Во-вторых, в многочисленном собрании не могут не оказаться такие люди,
интересы которых противоположны интересам государства, и так как эти
интересы воодушевляют их, а воодушевление делает их красноречивыми, то своим
красноречием они внушают другим свой совет. Ибо страсти разрозненных людей
умеренны, как жар одной головни; в собрании же они являются как бы многими
головнями, воспламеняющими друг друга (особенно когда они разжигают друг
друга речами), дабы поджечь государство под предлогом оказания ему помощи
советом. В-третьих, слушая каждого человека отдельно, мы можем прерывать его
и возражать ему и таким путем подвергать испытанию, когда это необходимо,
правильность его доводов и основания его совета, чего нельзя делать в
собрании, где человек при всяком трудном вопросе бывает больше поражен и
ослеплен разнообразием речей по интересующему его вопросу, чем информирован
о том пути, по которому ему следует идти. Кроме того, в многочисленном
собрании, созванном для совета, непременно найдутся некоторые, кто из
честолюбия хочет считаться красноречивым и сведущим в политике и дает свой
совет, сообразуясь не с интересами дела, предложенного обсуждению, а с
желанием пожинать аплодисменты своими цветистыми речами, испещренными
цитатами из разных авторов; с их стороны это, по меньшей мере, дерзость, ибо
они отнимают время от серьезного обсуждения, чего легко можно избежать при
совещании в узком кругу. В-четвертых, при обсуждении дел, которые надлежит
сохранить в тайне (таковы многие государственные дела), советы многих, а
особенно в собраниях, опасны. Поэтому многочисленные собрания вынуждены
передавать такие дела более узким собраниям, состоящим из лиц, которые
наиболее сведущи в этих вопросах и преданность которых не вызывает сомнений.

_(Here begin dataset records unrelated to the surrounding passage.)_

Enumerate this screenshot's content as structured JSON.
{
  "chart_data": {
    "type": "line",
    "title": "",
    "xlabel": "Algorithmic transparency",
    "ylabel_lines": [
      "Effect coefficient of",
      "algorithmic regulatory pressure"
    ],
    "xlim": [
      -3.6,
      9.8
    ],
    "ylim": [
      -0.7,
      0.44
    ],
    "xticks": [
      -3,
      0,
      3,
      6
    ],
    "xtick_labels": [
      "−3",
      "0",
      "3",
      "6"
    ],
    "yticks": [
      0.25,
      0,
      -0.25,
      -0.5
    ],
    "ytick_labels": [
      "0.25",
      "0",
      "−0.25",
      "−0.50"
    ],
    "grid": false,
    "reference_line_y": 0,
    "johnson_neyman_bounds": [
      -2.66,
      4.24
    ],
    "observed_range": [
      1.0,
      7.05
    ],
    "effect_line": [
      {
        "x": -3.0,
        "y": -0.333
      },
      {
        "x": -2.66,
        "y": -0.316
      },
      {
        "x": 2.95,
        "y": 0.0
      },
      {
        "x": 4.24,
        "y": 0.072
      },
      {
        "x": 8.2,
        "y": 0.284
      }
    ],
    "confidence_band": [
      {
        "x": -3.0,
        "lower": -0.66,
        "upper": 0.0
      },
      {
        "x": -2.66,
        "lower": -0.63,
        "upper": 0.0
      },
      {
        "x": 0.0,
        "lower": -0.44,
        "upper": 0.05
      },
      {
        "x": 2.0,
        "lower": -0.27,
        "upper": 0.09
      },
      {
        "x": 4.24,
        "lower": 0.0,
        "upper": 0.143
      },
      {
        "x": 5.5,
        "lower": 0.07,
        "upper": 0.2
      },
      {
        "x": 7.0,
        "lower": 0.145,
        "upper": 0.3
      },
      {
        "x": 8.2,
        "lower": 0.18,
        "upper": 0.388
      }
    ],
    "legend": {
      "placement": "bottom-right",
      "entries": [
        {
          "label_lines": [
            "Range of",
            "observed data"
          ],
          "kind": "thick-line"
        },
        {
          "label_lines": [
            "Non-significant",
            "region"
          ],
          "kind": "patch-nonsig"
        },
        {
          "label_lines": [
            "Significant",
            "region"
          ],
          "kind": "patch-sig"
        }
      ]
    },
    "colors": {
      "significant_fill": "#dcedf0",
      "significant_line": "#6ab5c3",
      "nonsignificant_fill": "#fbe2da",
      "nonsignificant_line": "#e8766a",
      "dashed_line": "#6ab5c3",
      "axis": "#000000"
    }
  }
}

В заключение мы спросим: разве найдется где-нибудь такой горячий
сторонник советов большого собрания, что он стал бы просить у него совета
или пользоваться таким советом тогда, когда речь идет о женитьбе детей, о
том, как распорядиться своими землями, о своем домоводстве, об управлении
своим личным имением, особенно в том случае, когда между членами такого
собрания имеются его недоброжелатели? Человек, который устраивает свои дела
при содействии многих и разумных советников, советуясь с каждым из них в
отдельности по тем вопросам, по которым соответствующий советник является
наиболее компетентным, поступает наиболее разумно и похож на того, кто, грая
в теннис, пользуется содействием способных помощников, расставленных в
надлежащих местах. Наилучшим образом поступает также тот, кто пользуется
исключительно своим собственным умом, как в теннисе тот, кто совершенно не
прибегает к содействию помощников. Но тот, кто ищет совета в своих делах у
собрания, решение которого зависит от согласия большинства, каковое решение
обычно тормозится из зависти или своекорыстия несогласной частью, поступает
наихудшим образом. Такой человек похож на игрока, которого везут к мячу хотя
и хорошие игроки, но на тачке или на чем-нибудь другом, тяжелом самом по
себе и замедляемом еще разногласием во мнениях и несогласованными усилиями
тех, кто его тащит, причем замедляемом тем больше, чем больше число лиц,
прилагающих к этому руку, а больше всего тогда, когда среди них имеются один
или несколько, которые желают, чтобы играющий проиграл. И хотя верно, что
много глаз видят больше, чем один, однако это можно применить ко многим
советчикам лишь в том случае, когда окончательное решение находится в руках
одного человека. При отсутствии этого условия бывает совсем наоборот. Ибо
много глаз видят одну и ту же вещь по-разному и склонны смотреть в сторону
своей собственной выгоды. Вот почему стрелки, не желая промахнуться,
присматриваются, правда, обоими глазами, но прицеливаются лишь одним. И вот
почему большие демократические государства всегда держались не открытыми
совещаниями собраний, а или благодаря объединявшему их общему врагу, или
популярностью какого-нибудь их выдающегося человека, или каким-нибудь тайным
немногочисленным советом, или взаимной боязнью заговоров. Что же касается
маленьких государств, как демократических, так и монархических, то никакая
человеческая мудрость не может их сохранить дольше, чем продолжается
взаимная зависть их могущественных соседей.